The last time most people thought it was a good time to buy was in March, when the spring homebuying season was just kicking off. At that time, 53 percent of Americans thought it was a good time to buy, and only 40 percent thought it was a bad time.
Buyer sentiment has been slipping ever since then, with listings remaining scarce in many markets and prices soaring.

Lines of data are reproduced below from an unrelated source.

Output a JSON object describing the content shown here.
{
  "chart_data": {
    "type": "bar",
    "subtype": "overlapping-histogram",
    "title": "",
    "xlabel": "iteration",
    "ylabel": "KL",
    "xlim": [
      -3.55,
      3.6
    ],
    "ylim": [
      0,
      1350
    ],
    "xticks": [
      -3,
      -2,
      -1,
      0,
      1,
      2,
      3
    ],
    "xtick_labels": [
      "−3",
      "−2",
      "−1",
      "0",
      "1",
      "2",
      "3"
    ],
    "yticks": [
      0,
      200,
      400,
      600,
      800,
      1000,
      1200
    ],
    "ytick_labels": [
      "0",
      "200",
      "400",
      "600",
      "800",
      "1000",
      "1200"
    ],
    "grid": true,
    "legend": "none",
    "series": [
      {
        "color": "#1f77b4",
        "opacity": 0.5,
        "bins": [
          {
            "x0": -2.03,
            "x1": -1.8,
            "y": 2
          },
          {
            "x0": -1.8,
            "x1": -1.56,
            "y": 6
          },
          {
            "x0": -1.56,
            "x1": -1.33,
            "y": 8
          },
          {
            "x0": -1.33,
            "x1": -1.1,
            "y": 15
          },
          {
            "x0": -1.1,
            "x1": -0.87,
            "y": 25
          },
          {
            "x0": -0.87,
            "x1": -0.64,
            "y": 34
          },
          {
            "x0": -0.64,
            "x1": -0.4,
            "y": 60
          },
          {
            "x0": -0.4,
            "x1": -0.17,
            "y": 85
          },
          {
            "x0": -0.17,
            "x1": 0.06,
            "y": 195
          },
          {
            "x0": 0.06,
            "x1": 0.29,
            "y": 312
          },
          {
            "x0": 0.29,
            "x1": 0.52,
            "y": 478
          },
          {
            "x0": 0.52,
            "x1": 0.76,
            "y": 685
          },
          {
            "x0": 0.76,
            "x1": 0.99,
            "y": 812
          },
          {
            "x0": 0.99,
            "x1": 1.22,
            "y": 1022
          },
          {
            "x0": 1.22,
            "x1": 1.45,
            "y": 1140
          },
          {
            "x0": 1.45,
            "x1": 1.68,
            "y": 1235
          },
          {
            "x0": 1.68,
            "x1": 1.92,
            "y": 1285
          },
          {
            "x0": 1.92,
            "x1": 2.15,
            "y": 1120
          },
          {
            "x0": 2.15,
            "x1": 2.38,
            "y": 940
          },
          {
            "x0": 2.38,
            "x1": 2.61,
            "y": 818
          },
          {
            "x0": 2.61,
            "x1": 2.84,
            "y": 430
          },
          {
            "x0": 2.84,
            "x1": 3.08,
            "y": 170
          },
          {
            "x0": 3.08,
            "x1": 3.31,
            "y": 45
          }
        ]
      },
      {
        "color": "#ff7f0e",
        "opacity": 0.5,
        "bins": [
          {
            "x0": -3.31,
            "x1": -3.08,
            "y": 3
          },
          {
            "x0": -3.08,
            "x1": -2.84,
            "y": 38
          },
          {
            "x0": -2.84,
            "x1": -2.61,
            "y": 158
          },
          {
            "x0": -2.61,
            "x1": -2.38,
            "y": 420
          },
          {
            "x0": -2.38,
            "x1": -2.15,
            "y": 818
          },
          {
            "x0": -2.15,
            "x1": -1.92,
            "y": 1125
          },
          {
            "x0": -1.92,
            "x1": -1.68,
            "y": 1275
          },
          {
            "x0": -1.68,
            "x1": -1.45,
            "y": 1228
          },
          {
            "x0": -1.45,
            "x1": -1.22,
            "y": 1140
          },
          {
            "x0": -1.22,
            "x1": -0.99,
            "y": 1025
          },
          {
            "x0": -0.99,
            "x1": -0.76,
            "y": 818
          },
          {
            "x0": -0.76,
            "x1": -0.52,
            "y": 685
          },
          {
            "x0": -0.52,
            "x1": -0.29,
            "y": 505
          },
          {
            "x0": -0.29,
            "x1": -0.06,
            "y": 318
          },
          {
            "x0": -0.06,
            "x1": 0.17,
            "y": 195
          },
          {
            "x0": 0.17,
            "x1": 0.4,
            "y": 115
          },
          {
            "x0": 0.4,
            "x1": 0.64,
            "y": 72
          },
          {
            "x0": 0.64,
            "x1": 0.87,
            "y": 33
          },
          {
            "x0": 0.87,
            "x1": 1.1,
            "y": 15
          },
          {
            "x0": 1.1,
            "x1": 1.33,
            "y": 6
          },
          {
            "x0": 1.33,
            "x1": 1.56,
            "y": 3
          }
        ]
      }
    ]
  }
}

The lack of affordable homes is having an impact on two groups that have traditionally been mainstays of the housing market — Americans aged 35-44, and middle-to-higher income buyers, said Fannie Mae Chief Economist Doug Duncan.

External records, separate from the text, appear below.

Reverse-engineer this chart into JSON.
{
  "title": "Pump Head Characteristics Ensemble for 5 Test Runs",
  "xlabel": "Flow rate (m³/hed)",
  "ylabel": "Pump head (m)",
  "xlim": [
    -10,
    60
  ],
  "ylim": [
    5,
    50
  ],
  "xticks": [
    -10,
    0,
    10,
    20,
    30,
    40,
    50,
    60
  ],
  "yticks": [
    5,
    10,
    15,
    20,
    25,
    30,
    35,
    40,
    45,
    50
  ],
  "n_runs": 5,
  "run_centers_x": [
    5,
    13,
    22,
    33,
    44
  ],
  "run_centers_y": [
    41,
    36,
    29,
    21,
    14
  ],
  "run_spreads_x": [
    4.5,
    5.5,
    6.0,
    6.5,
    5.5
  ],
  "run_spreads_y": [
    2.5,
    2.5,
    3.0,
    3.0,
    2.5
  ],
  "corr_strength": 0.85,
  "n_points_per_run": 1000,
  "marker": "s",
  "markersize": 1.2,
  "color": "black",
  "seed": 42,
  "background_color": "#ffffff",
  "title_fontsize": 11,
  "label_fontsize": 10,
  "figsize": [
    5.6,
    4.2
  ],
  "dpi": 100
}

“Historically prime homebuying groups appear to be increasingly sensitive to the lack of affordability, as home prices continue to increase and homes for sale remain in short supply,” Duncan said in a statement. “While all surveyed consumer segments have reported increased pessimism toward homebuying conditions over the past several months, two of the segments perhaps best positioned to purchase — consumers aged 35-44 and those with middle-to-higher income levels – have indicated even more pessimism than other groups.”

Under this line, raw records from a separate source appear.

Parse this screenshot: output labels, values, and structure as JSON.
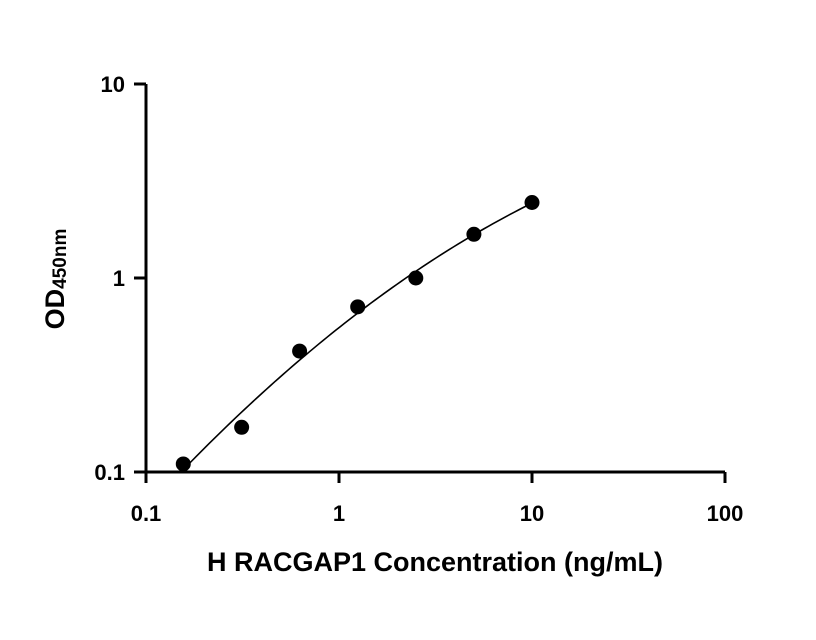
{
  "chart_data": {
    "type": "scatter",
    "title": "",
    "xlabel": "H RACGAP1 Concentration (ng/mL)",
    "ylabel_main": "OD",
    "ylabel_sub": "450nm",
    "x_scale": "log",
    "y_scale": "log",
    "xlim": [
      0.1,
      100
    ],
    "ylim": [
      0.1,
      10
    ],
    "x_ticks": [
      0.1,
      1,
      10,
      100
    ],
    "x_tick_labels": [
      "0.1",
      "1",
      "10",
      "100"
    ],
    "y_ticks": [
      0.1,
      1,
      10
    ],
    "y_tick_labels": [
      "0.1",
      "1",
      "10"
    ],
    "grid": false,
    "legend": "none",
    "series": [
      {
        "x": [
          0.156,
          0.313,
          0.625,
          1.25,
          2.5,
          5,
          10
        ],
        "y": [
          0.11,
          0.17,
          0.42,
          0.71,
          1.0,
          1.68,
          2.45
        ]
      }
    ],
    "fit_curve": {
      "type": "4PL",
      "x_range": [
        0.156,
        10
      ]
    },
    "colors": {
      "marker": "#000000",
      "line": "#000000"
    }
  }
}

Although Duncan noted that selling sentiment “remains extremely high, and well above pre-pandemic levels,” the percentage of respondents who said it’s a bad time to sell rose in July, the first time that’s happened since February. While only one in five (20 percent) of respondents thought it was a bad time to sell, the percentage who thought it was a good time to sell also slipped two percentage points from July’s high of 77 percent. At 55 percent, the net share of people who think it’s a good time to sell is now just over half.
The survey also provides insights into consumer sentiment around home prices, mortgage rates, job security and household income:
Home prices:
Americans are less certain that recent price increases are sustainable, with only 46 percent now expecting home prices will go up in the next 12 months, down from 48 percent in June and 50 percent in March. The share who think home prices have levelled out increased to 27 percent, while 21 percent think they’ll go down in the next six months. That leaves the net share of people who think prices will go up at 25 percent — the lowest level since September, 2020.Mortgage rates:
With mortgage rates back down near record lows, hardly anyone expects them to fall further. Only one in 20 Americans polled in July (5 percent) thought mortgage rates will go down in the next 12 months. With 57 percent of those polled expecting rates to go up and 31 percent expecting them to stay the same, the net share of Americans who say mortgage rates will go down fell to negative 52 percent.Job security:
The survey found that while most Americans feel secure in their jobs, confidence slipped a bit from June. While 84 percent of those surveyed in July said they weren’t concerned about losing their job in the next 12 months, that’s down from 88 percent in June. The percentage who said they are concerned about losing their jobs increased to 13 percent, leaving the net share of Americans who say they are not concerned about losing their job at 71 percent — still a big improvement from 53 percent in July, 2020.Household income:
While inflation may be driving prices up, survey respondents weren’t seeing corresponding increases in their paychecks. The percentage of Americans who said their household income was “significantly higher” than 12 months ago remained unchanged at 27 percent. The percentage who said their household income was significantly lower increased to 14 percent, while 56 percent said it was unchanged. The net share of those who said their household income was significantly higher in July than it was 12 months ago decreased to 13 percent. That’s down one percentage point from June, but up from seven percentage points from a year ago.Fannie Mae distills results from the National Housing Survey into a single number, the Home Purchase Sentiment Index (HPSI). The HPSI fell 3.9 points in July, to 75.8, but is up 1.6 points from the same time last year.